# Rear Cardboard Shield for Old Fridge



## Master of Cold (Aug 7, 2011)

It might hurt the resale value 
Otherwise its a non issue. It was there for sound dampening, and to keep hands out.


----------



## hardwareman (Oct 9, 2010)

Master of Cold said:


> It might hurt the resale value
> Otherwise its a non issue. It was there for sound dampening, and to keep hands out.


no it is not there for sound dampening or to keep hadns out. It is to direct the airflow over the compressor and the coil. 

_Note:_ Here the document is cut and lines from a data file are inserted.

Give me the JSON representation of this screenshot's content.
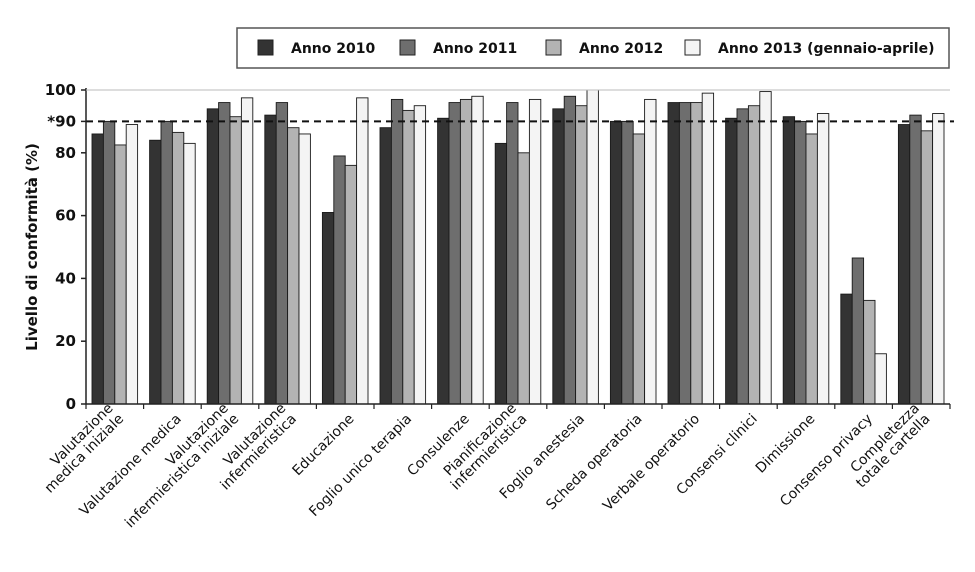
{
  "chart_data": {
    "type": "bar",
    "ylabel": "Livello di conformità (%)",
    "ylim": [
      0,
      100
    ],
    "yticks": [
      {
        "value": 0,
        "label": "0"
      },
      {
        "value": 20,
        "label": "20"
      },
      {
        "value": 40,
        "label": "40"
      },
      {
        "value": 60,
        "label": "60"
      },
      {
        "value": 80,
        "label": "80"
      },
      {
        "value": 90,
        "label": "*90"
      },
      {
        "value": 100,
        "label": "100"
      }
    ],
    "threshold": 90,
    "grid": false,
    "legend_position": "top",
    "categories": [
      "Valutazione\nmedica iniziale",
      "Valutazione medica",
      "Valutazione\ninfermieristica iniziale",
      "Valutazione\ninfermieristica",
      "Educazione",
      "Foglio unico terapia",
      "Consulenze",
      "Pianificazione\ninfermieristica",
      "Foglio anestesia",
      "Scheda operatoria",
      "Verbale operatorio",
      "Consensi clinici",
      "Dimissione",
      "Consenso privacy",
      "Completezza\ntotale cartella"
    ],
    "series": [
      {
        "name": "Anno 2010",
        "color": "#333333",
        "values": [
          86,
          84,
          94,
          92,
          61,
          88,
          91,
          83,
          94,
          90,
          96,
          91,
          91.5,
          35,
          89
        ]
      },
      {
        "name": "Anno  2011",
        "color": "#6e6e6e",
        "values": [
          90,
          90,
          96,
          96,
          79,
          97,
          96,
          96,
          98,
          90,
          96,
          94,
          90,
          46.5,
          92
        ]
      },
      {
        "name": "Anno  2012",
        "color": "#b3b3b3",
        "values": [
          82.5,
          86.5,
          91.5,
          88,
          76,
          93.5,
          97,
          80,
          95,
          86,
          96,
          95,
          86,
          33,
          87
        ]
      },
      {
        "name": "Anno  2013 (gennaio-aprile)",
        "color": "#f4f4f4",
        "values": [
          89,
          83,
          97.5,
          86,
          97.5,
          95,
          98,
          97,
          100,
          97,
          99,
          99.5,
          92.5,
          16,
          92.5
        ]
      }
    ]
  }
}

Just cut yourself a new piece from a cardboard box and screw it on.


----------



## Master of Cold (Aug 7, 2011)

Oops!
I was on my mobile...didn't see the open condenser.
Don't forget a couple of holes for the air to get out of there...


----------



## teamcampreder (Jul 23, 2011)

So I have a few pieces of pressboard left over from a desk, using those wont run the risk of any kind of fire? The old piece had some heavy insulation on it, and if you look at the first pic, there is a piece of copper tubing that would touch the board.


----------



## Master of Cold (Aug 7, 2011)

Push the copper tube out of the way. Don't kink it, and don't let it touch anything else. You don't want it to vibrate against anything. I don't see an issue with the board.


----------